I had a totally new version of my "missing my flight" dream last week. This is a dream I've been dreaming in different versions for almost 20 years now, and the basic storyline is that I'm in a strange city getting ready to fly back home, when I realize I'm about to miss my flight. Sometimes I'm running late. Sometimes I miss my exit. Sometimes I don't know how to get to the airport. More recently, the panic has diminished and I've simply decided (in the dream) to stay an extra day and give myself the time to figure it out at a more comfortable pace.

This new dream, though, changes the whole scenario. In this one I'm not trying to catch a plane at all – I'm driving myself, in an electric wheelchair. I'm afraid if I go too fast I'll crash, but every time I slow down the wheels fall off and I have to stop and put them back on. Finally I realize I don't even know exactly where I need to go. I stop at a little store and ask to look at a map, but it doesn't look familiar. "What part of Oregon is this?" I ask. "You're not in Oregon. This is Lompoc." I tell her that can't be right ... so she shows me the map again, and this time she tells me, "We're in Riverside." I take the map from her and find my town and the roads leading to it. Then I look out the window and see that one of those roads is only about a half mile away. I still don't know which direction to take it, but at least I'm a little closer to getting started.

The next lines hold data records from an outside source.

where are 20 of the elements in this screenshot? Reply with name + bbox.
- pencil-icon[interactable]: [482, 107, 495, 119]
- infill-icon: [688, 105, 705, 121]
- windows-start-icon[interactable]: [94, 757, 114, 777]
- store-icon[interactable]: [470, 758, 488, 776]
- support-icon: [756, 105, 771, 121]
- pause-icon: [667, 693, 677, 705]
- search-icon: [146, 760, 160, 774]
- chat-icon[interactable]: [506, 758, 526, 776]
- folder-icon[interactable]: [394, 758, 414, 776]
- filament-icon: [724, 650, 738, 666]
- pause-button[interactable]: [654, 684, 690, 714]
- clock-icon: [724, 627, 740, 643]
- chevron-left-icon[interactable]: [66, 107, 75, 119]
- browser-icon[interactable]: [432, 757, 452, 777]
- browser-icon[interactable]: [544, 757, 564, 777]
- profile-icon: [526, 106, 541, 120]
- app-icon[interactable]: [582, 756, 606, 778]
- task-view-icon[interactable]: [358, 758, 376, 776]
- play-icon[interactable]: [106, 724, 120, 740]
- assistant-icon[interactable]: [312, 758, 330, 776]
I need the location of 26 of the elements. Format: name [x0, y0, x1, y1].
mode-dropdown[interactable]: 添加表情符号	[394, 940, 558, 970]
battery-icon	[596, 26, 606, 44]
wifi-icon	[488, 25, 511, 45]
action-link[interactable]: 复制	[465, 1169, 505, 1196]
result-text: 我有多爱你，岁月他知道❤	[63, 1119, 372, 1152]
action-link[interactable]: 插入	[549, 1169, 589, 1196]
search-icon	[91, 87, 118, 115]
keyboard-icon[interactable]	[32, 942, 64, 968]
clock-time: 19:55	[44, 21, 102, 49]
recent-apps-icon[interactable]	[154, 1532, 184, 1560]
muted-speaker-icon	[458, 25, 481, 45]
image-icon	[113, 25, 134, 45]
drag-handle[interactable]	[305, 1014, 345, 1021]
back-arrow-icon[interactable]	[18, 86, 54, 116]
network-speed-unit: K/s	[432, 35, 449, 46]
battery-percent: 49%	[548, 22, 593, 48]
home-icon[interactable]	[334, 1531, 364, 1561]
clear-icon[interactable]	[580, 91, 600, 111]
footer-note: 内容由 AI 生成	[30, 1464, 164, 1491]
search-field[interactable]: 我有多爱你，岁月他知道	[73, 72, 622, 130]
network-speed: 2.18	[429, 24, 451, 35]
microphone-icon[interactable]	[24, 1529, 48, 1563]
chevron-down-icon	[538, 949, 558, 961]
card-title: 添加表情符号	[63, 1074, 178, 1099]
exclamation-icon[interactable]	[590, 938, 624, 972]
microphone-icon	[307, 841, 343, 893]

Not much is more boring than other people's dreams, I know. Even my own dreams aren't usually interesting enough to bother recording. This one seems significant, though. What is new in this dream: I'm trying to get there by my own efforts, instead of being flown by someone else. I'm trying to read the map myself. I'm realizing I don't know how to get where I want to be – I don't even know exactly where I am. I'm afraid I'll crash. And I'm looking hard at where I actually am (not where someone said I am) to try to figure out my next step.

The main change seems to be that before, I knew what I wanted to do – catch a plane, then relax and be flown to my destination – but I could never make it to the airport. Now, I'm trying to drive myself the whole way there. I'm still not sure if I'll be able to pull it off, but at least I'm the one in charge. There's no plane taking off without me anymore.

I actually really hate this dream. It always leaves me exhausted. Maybe this new version will be more useful or enlivening in some way. I hope so.

I don't really want to talk about this anymore, I guess. I just wanted to record my location at this moment – approximately ten thousand miles outside my comfort zone, but so far still here to tell the tale.